Bayesian Classifier for Predicting Malignant Renal Cysts on MDCT: Early Clinical Experience
OBJECTIVE. The objective of our study was to evaluate the
feasibility and usefulness of the Bayesian classifier for predicting malignant
renal cysts on MDCT.
MATERIALS AND METHODS. Ninety-three complicated cysts with
pathologic confirmation were enrolled. Patient age and sex and seven
morphologic features of the cysts including the maximum diameter, wall
features, wall thickness, septa features, measurable enhancement of the wall
and septa, presence of calcification, and presence of an enhancing soft-tissue
component were used to train the Bayesian classifier. Four radiologists
independently reviewed the MDCT images, and the probability of malignancy in
each cyst was rated by the radiologists and the Bayesian classifier. The
diagnostic performances of the radiologists’ visual decisions and the Bayesian
classifier were then compared using receiver operating characteristic (ROC)

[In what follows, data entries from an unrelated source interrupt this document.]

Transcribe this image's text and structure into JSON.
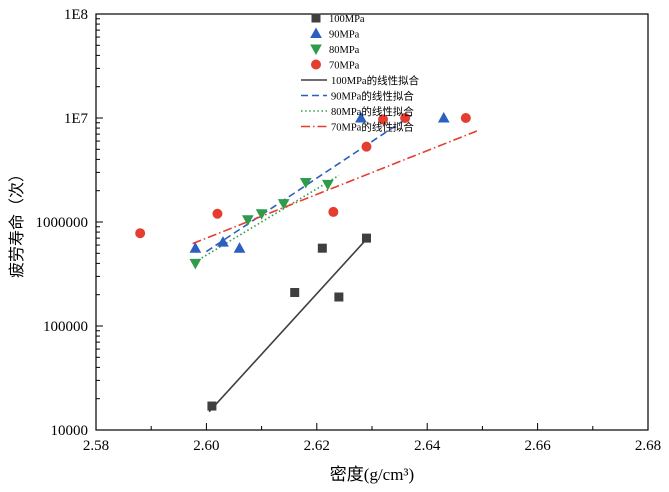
{
  "chart_data": {
    "type": "scatter",
    "title": "",
    "xlabel": "密度(g/cm³)",
    "ylabel": "疲劳寿命（次）",
    "xlim": [
      2.58,
      2.68
    ],
    "xticks": [
      2.58,
      2.6,
      2.62,
      2.64,
      2.66,
      2.68
    ],
    "xtick_labels": [
      "2.58",
      "2.60",
      "2.62",
      "2.64",
      "2.66",
      "2.68"
    ],
    "yscale": "log",
    "ylim": [
      10000,
      100000000
    ],
    "ytick_labels": [
      "10000",
      "100000",
      "1000000",
      "1E7",
      "1E8"
    ],
    "grid": false,
    "legend_position": "top-center-inside",
    "series": [
      {
        "name": "100MPa",
        "marker": "square",
        "color": "#3f3f3f",
        "points": [
          [
            2.601,
            17000
          ],
          [
            2.616,
            210000
          ],
          [
            2.621,
            560000
          ],
          [
            2.624,
            190000
          ],
          [
            2.629,
            700000
          ]
        ]
      },
      {
        "name": "90MPa",
        "marker": "triangle-up",
        "color": "#2b5fc0",
        "points": [
          [
            2.598,
            560000
          ],
          [
            2.603,
            640000
          ],
          [
            2.606,
            560000
          ],
          [
            2.628,
            10000000
          ],
          [
            2.643,
            10000000
          ]
        ]
      },
      {
        "name": "80MPa",
        "marker": "triangle-down",
        "color": "#2e9c4a",
        "points": [
          [
            2.598,
            400000
          ],
          [
            2.6075,
            1050000
          ],
          [
            2.61,
            1200000
          ],
          [
            2.614,
            1500000
          ],
          [
            2.618,
            2400000
          ],
          [
            2.622,
            2300000
          ]
        ]
      },
      {
        "name": "70MPa",
        "marker": "circle",
        "color": "#e53d30",
        "points": [
          [
            2.588,
            780000
          ],
          [
            2.602,
            1200000
          ],
          [
            2.623,
            1250000
          ],
          [
            2.629,
            5300000
          ],
          [
            2.632,
            9700000
          ],
          [
            2.636,
            10000000
          ],
          [
            2.647,
            10000000
          ]
        ]
      }
    ],
    "fits": [
      {
        "label": "100MPa的线性拟合",
        "color": "#3f3f3f",
        "style": "solid",
        "x": [
          2.6005,
          2.6295
        ],
        "y": [
          15000,
          730000
        ]
      },
      {
        "label": "90MPa的线性拟合",
        "color": "#2b5fc0",
        "style": "dashed",
        "x": [
          2.6,
          2.637
        ],
        "y": [
          520000,
          10500000
        ]
      },
      {
        "label": "80MPa的线性拟合",
        "color": "#2e9c4a",
        "style": "dotted",
        "x": [
          2.5985,
          2.624
        ],
        "y": [
          430000,
          2800000
        ]
      },
      {
        "label": "70MPa的线性拟合",
        "color": "#e53d30",
        "style": "dash-dot",
        "x": [
          2.5975,
          2.649
        ],
        "y": [
          620000,
          7500000
        ]
      }
    ]
  }
}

curve analysis. The sensitivity and specificity were also compared between the
visual decisions and the Bayesian classifier.
RESULTS. The area under the ROC curve for predicting malignant renal
cysts by the Bayesian classifier was greater than the visual decisions of
three readers (reader 1, p = 0.02; reader 2, p < 0.01;
reader 4, p = 0.02) and was similar to the visual decision of one
reader (reader 3, p = 0.51). The specificity for predicting malignant
renal cysts was greater by the Bayesian classifier than by the visual
decisions in readers 2 (p = 0.04) and 4 (p = 0.02) and was
similar in readers 1 (p = 0.68) and 3 (p = 1.00). In terms
of sensitivity, there was no significant difference between the Bayesian
classifier and the visual decisions in all four readers (p >
0.05).
CONCLUSION. For predicting malignant renal cysts on MDCT, the
Bayesian classifier is feasible and may improve diagnostic performance.